De Kennisgroep IBR IB niet winst/LB/PH-aanslag heeft een standpunt ingenomen over de verschillende overgangsregelingen behorende bij de 30%-regeling. Meer specifiek over de vraag wat moet worden verstaan onder het begrip ‘onderbreking’.
Met ingang van 1 januari 2024 en 1 januari 2025 zijn er wijzigingen doorgevoerd ten aanzien van de 30%-regeling. Het betreft per 1 januari 2024: de aftopping en de versobering (artikel 31a, achtste lid, Wet LB 1964))en per 1 januari 2025: de afschaffing van de partiële buitenlandse belastingplicht (artikel 2.6 Wet IB 2001).
Bij de genoemde wijzigingen behoren overgangsregelingen. Deze zijn opgenomen in artikel XIII van het Belastingplan 2023 (aftopping), artikel XXXVIIA (versobering) en artikel XIIA (afschaffing partiële buitenlandse belastingplicht) van het Belastingplan 2024.

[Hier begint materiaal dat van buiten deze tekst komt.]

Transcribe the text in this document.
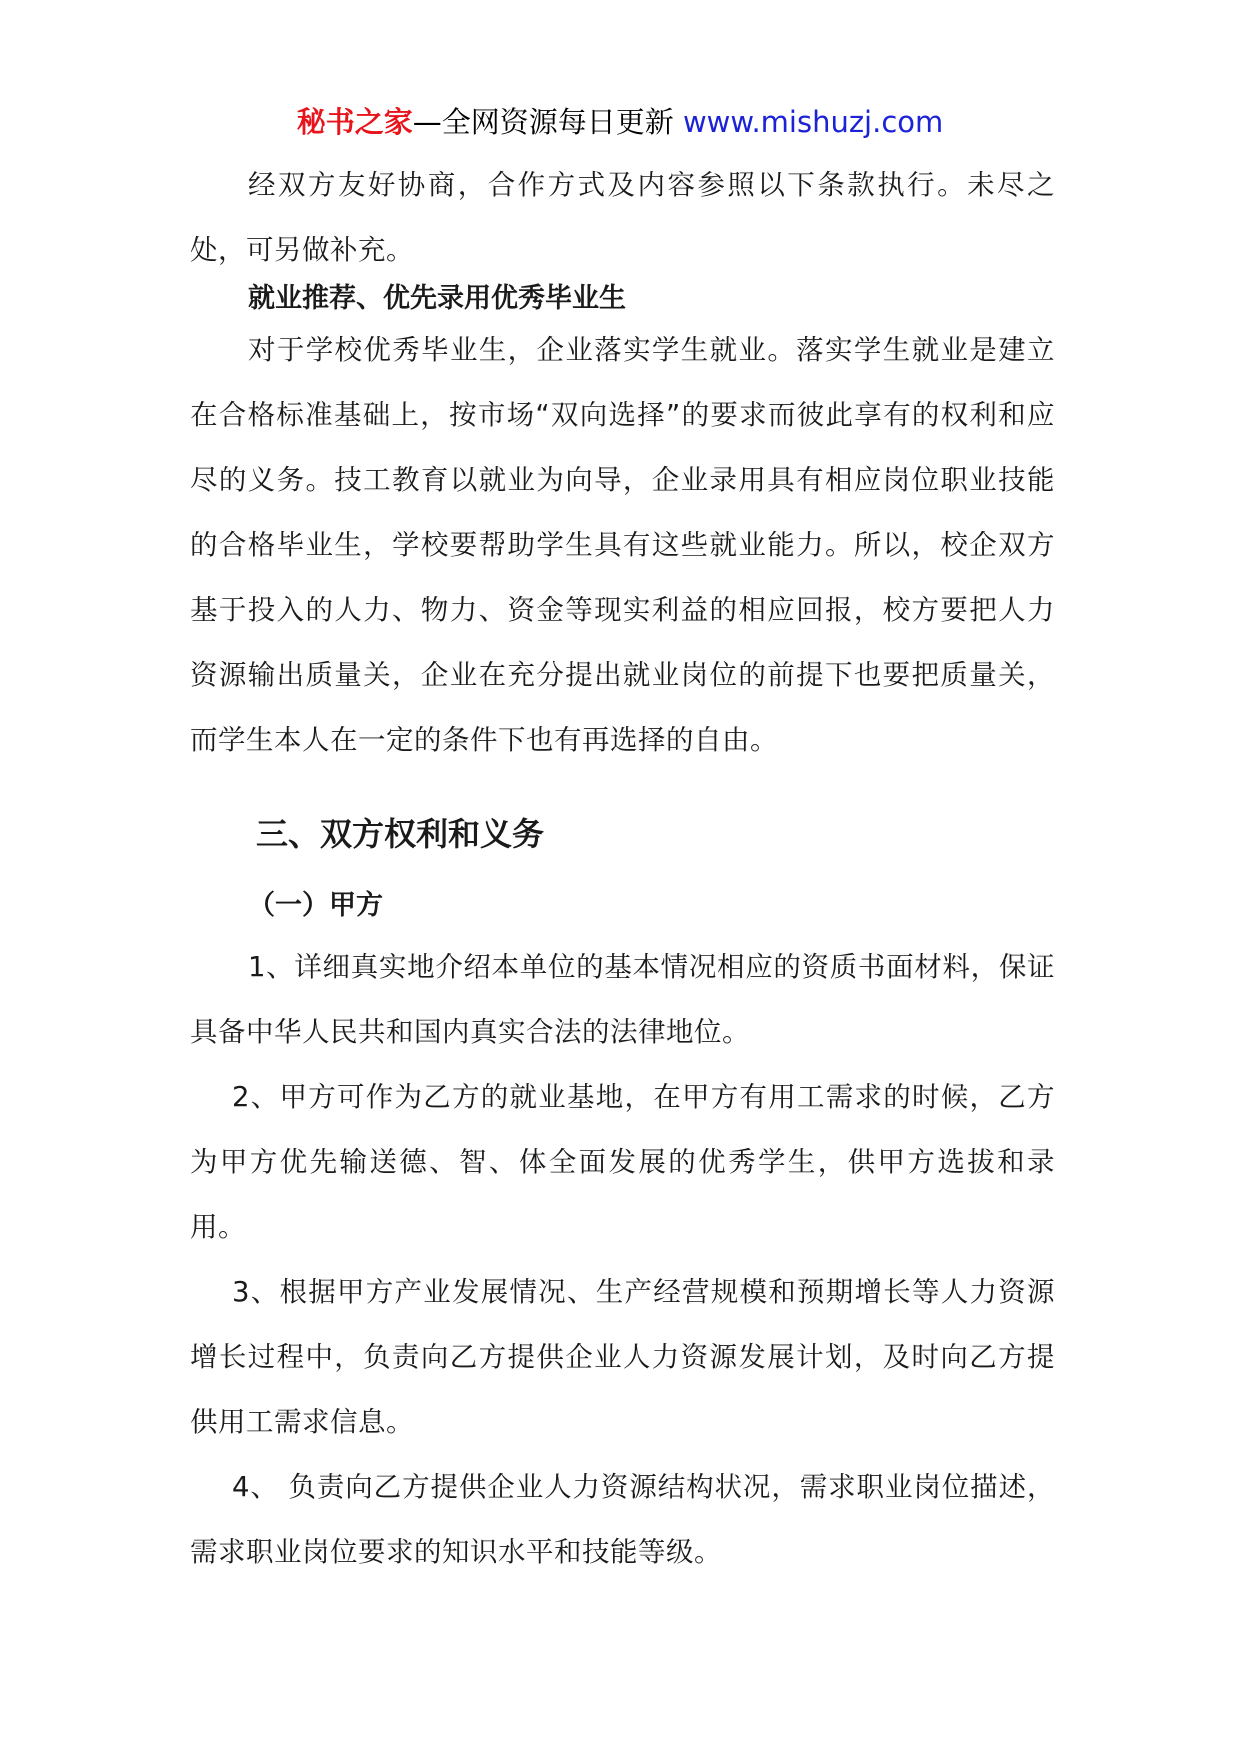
秘书之家—全网资源每日更新 www.mishuzj.com

经双方友好协商，合作方式及内容参照以下条款执行。未尽之处，可另做补充。

就业推荐、优先录用优秀毕业生

对于学校优秀毕业生，企业落实学生就业。落实学生就业是建立在合格标准基础上，按市场“双向选择”的要求而彼此享有的权利和应尽的义务。技工教育以就业为向导，企业录用具有相应岗位职业技能的合格毕业生，学校要帮助学生具有这些就业能力。所以，校企双方基于投入的人力、物力、资金等现实利益的相应回报，校方要把人力资源输出质量关，企业在充分提出就业岗位的前提下也要把质量关，而学生本人在一定的条件下也有再选择的自由。

三、双方权利和义务

（一）甲方

1、详细真实地介绍本单位的基本情况相应的资质书面材料，保证具备中华人民共和国内真实合法的法律地位。

2、甲方可作为乙方的就业基地，在甲方有用工需求的时候，乙方为甲方优先输送德、智、体全面发展的优秀学生，供甲方选拔和录用。

3、根据甲方产业发展情况、生产经营规模和预期增长等人力资源增长过程中，负责向乙方提供企业人力资源发展计划，及时向乙方提供用工需求信息。

4、 负责向乙方提供企业人力资源结构状况，需求职业岗位描述，需求职业岗位要求的知识水平和技能等级。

In de overgangsregelingen is de volgende zin opgenomen:
‘Indien de werknemer, bedoeld in de eerste zin, op enig moment na 31 december 2022 (red: of 2023) na een onderbreking opnieuw als ingekomen werknemer wordt aangemerkt, is de eerste zin slechts tot de onderbreking van toepassing.’
Onduidelijkheid bestaat over hoe deze zin dient te worden uitgelegd.
Vragen
- Is in situaties waarbij artikel 10ed van het Uitvoeringsbesluit loonbelasting 1965 (hierna: UBLB 1965) van toepassing is, sprake van een ‘onderbreking’ in de zin van de overgangsregelingen?
- Maakt het hierbij verschil indien de werknemer bij de eerste inhoudingsplichtige enige tijd is vrijgesteld van werkzaamheden (garden leave)?
Antwoord
- Nee, indien artikel 10ed UBLB 1965 van toepassing is, is geen sprake van een onderbreking in de zin van de overgangsregelingen. Bij gevolg blijft ook na de wisseling van inhoudingsplichtige het overgangsrecht van toepassing.
- Nee, de werknemer blijft ook als hij vrijgesteld is van het verrichten van werkzaamheden zonder onderbreking een ingekomen werknemer.